I've managed to come up with some good songs. And of course Metallica
have helped by covering us and playing those songs all over the world,
and, you know, provided income for me. So I think it's great. I mean,
a lot of bands had liked to be in our position. Just 'cause we're not
the biggest band in the world
Not many get there. It's very rare.
And influential. There's not that many influential rock bands, are there?
7 years until 50 years of Diamond Head. How about that?
Brian: 7 years 'til 50
I don't have any
thoughts about that. Next year is the 40th anniversary of the Lightning
To The Nations album, so we're planning to do some gigs, and play the
whole album, and, you know, try to make a bit more of a deal of it.
But I'm not thinking about the 50th anniversary, whether Diamond Head
will still be going. You know, I'll be 60 next year.

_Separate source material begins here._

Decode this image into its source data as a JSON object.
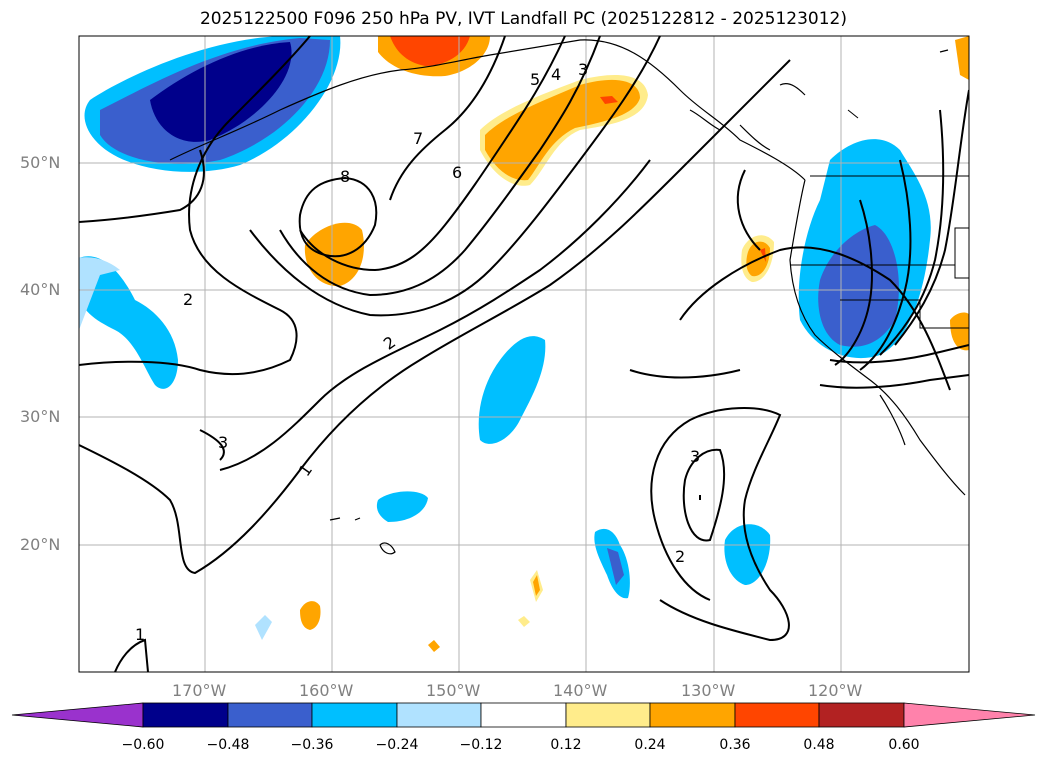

Tobbe: Well, you would only be 66 by then.
Brian: Exactly. People say "Rolling Stones
is still going.". Who wouldn't trade places with Mick Jagger and
Keith Richards? (Rasmus:) Yes, they have
several people making tea, and massages, and food. If you can give me
that, I'll go until I'm 72, or more.
Tobbe: People usually say that nothing lasts
forever, so how do you envision, like, the final chapters of the band?
Brian: Who knows? We're just going while we can,
while it's good. It's great to have Ras onboard. We've done two albums
with Ras. They're both great; well-received. We've got all these dates
with Black Star Riders, we've got 5 dates with Saxon probably, we've
got 3 with Uriah Heep, we've got festivals for next year. So it's all
going very well and we're just gonna roll with the flow. You know, keep
the flow going. (Rasmus:) If things are
good, if things are right, if everyone is happy; why stop it?